Happy Tuesday. Here’s your Tuesday Tech Drop, my collection of the past week’s top stories from the intersection of technology and politics.
Content creator crisis
A new Pew Research study finds that 21% of American adults regularly get their news from “news influencers” on social media — content creators who, according to Pew, skew more conservative. Among 18- to 29-year-olds, the number jumped to 37%.
Yikes. I imagine this report will only hasten the calls for Democrats to invest in “their own Joe Rogan” — a desperate quest to mirror the conservative media ecosystem that I don’t think is actually feasible, given that social platforms tend to favor Rogan-esque cynicism and conspiracism (not facts or messages of unity, which Democrats often try to rally around).
No, this turn toward social media influencers for news is a crisis. A crisis of doubt in traditional media platforms — justifiable, at times — that has caused many Americans to turn to content creators on social media platforms that, frankly, are widely used to deceive and radicalize their users.
In this piece, I propose some ways to stem the crisis I’m talking about.

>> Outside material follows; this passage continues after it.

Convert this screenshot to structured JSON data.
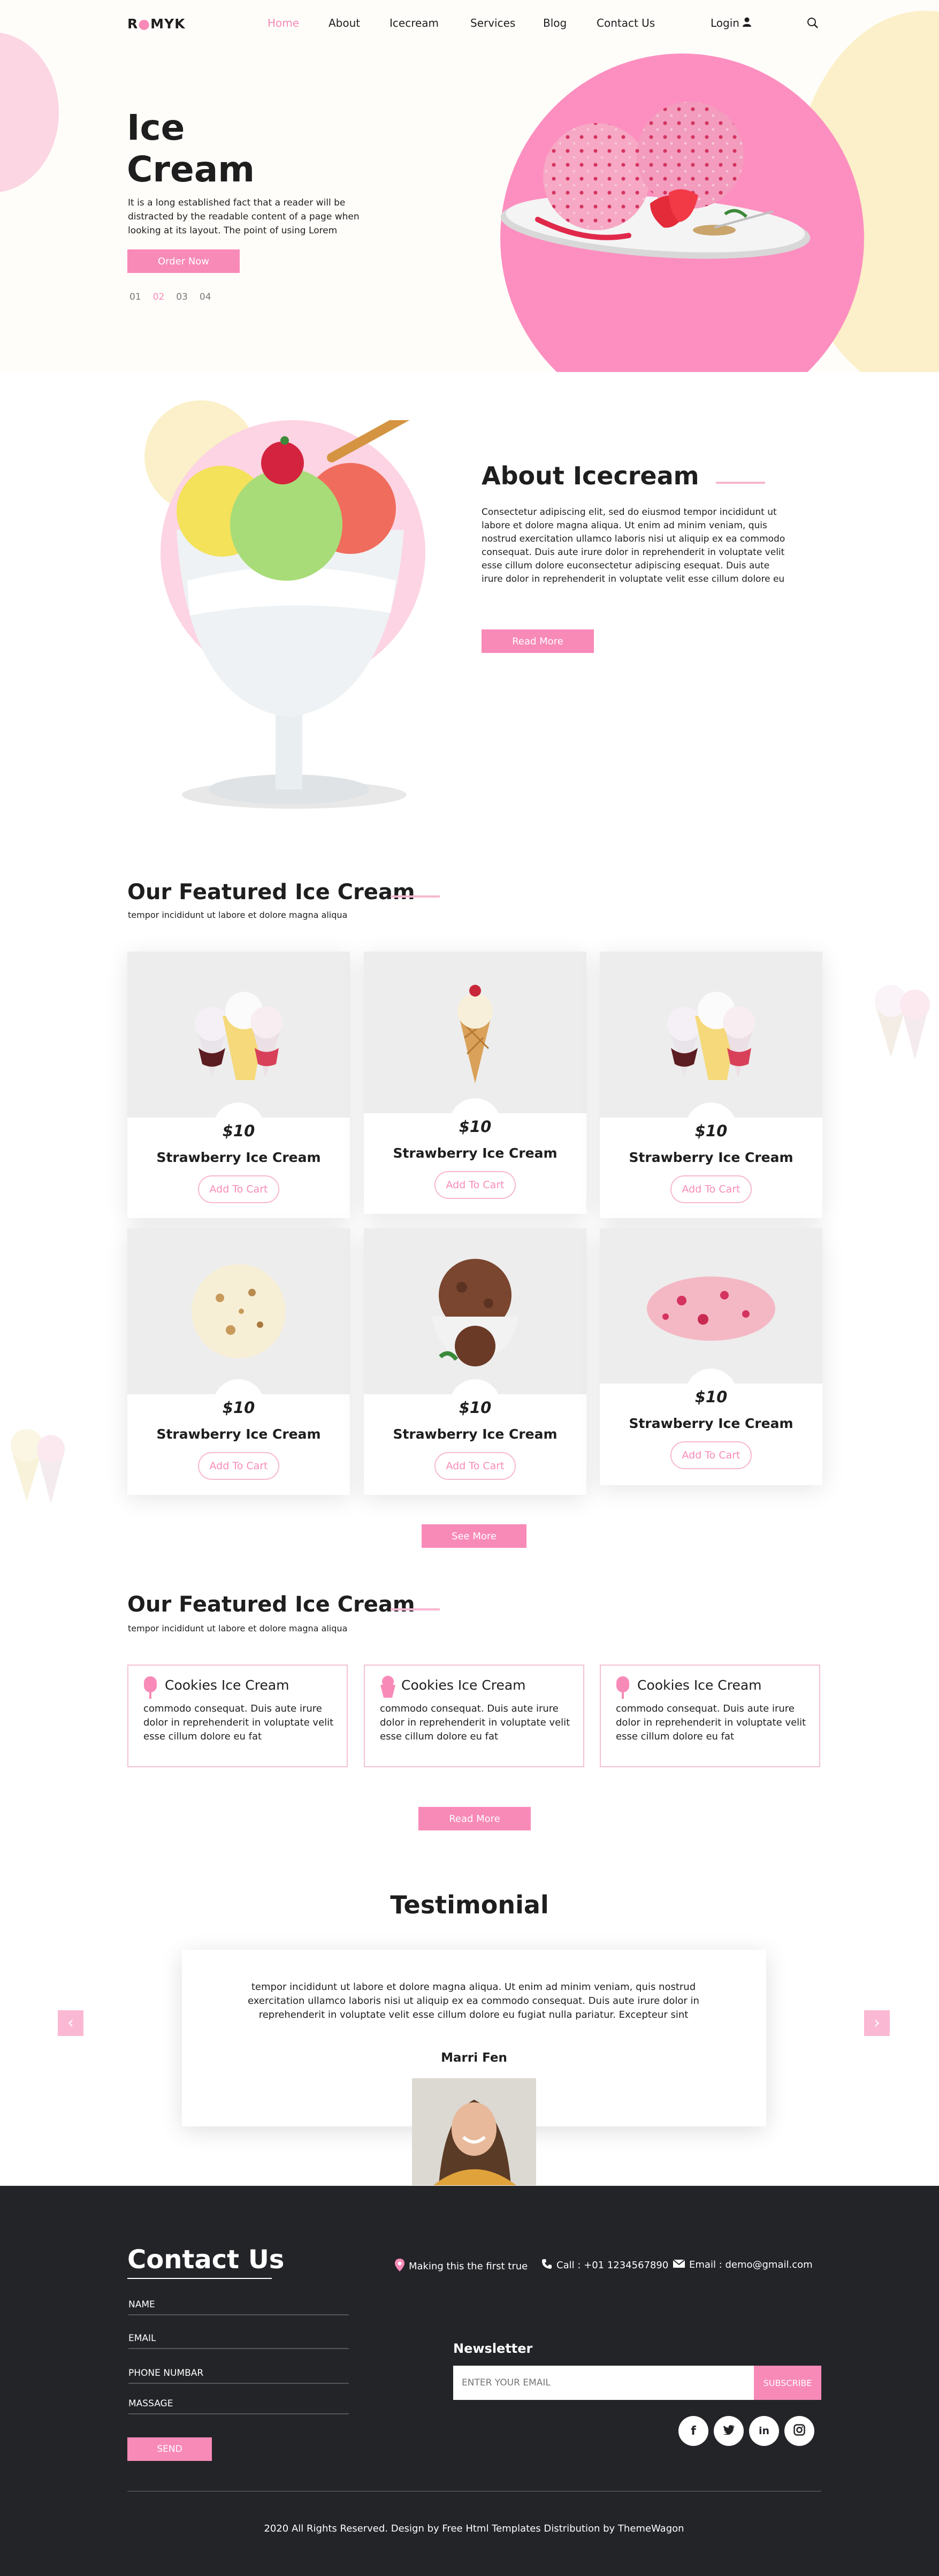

Spoiler alert: None of them require a tremendous financial investment in liberal content creators (as much as that might benefit me personally).
I don’t think Democrats need their own Joe Rogan. I don’t think anyone needs their own Rogan, which is to say: The number of Americans getting their news from social media platforms is a problem. And doubling down on it isn’t a solution.
Read more at the Pew Research Center.
X’s new CFO
Elon Musk’s X has hired a new chief financial officer: media executive Mahmoud Reza Banki, who received a presidential pardon from Donald Trump in 2021 after making false statements to federal officials.
Read more at Business Insider.
Farrow talks phone surveillance
Journalist Ronan Farrow’s new HBO documentary, “Surveilled,” explores the frighteningly pervasive world of high-tech surveillance — and the ways that technology has been weaponized by repressive governments.
Watch his interview with CNN’s Jake Tapper below, in which he explains how easily phones can be hacked and used as surveillance tools.
AI’s big impact on the election
For The Atlantic, writer Matteo Wong highlighted how images generated by artificial intelligence — including ones shared by Trump and Musk — appear to have had a bigger impact on the 2024 election than previously realized. One reason? Many of these images — no matter how fake they looked — were used to affirm propaganda their promoters had already been spreading.
Read more at The Atlantic.
DOJ wants Google to sell Chrome
Bloomberg reports that the Justice Department is expected to ask a judge to require that Google sell off its Chrome browser after the company lost an antitrust lawsuit back in August.
Read more at Bloomberg.
The mad men of the ‘manosphere’
Over at Jezebel, writer Kylie Chung has a detailed explainer on the “manosphere,” the toxic online sector known for its misogynistic bile. Chung explains how chronically online men are steered toward this content.
“Now, thanks to social media algorithms, content about weightlifting, video games, MMA fighting, and dating has become a pipeline to the right,” Chung writes.
Read more at Jezebel.
Conservatives’ FOIA-driven purity tests
As they seek to purge civil servants from the federal government, conservatives are using records requests under the Freedom of Information Act to sift through emails and text messages of government employees, looking for things like references to diversity, equity and inclusion programs and climate change.
Read more at CNN.
The Verge’s EIC issues a grim warning
“To be as clear as I can be, the second Trump administration with Elon Musk embedded within it represents the most direct and sustained threat to the First Amendment and the freedom of the press any of us will ever experience.”
That’s a quote from The Verge’s editor-in-chief, Nilay Patel, who sounds just as concerned as I am about the Big Tech oligarchy that has formed around Trump and the risks it poses to the free press.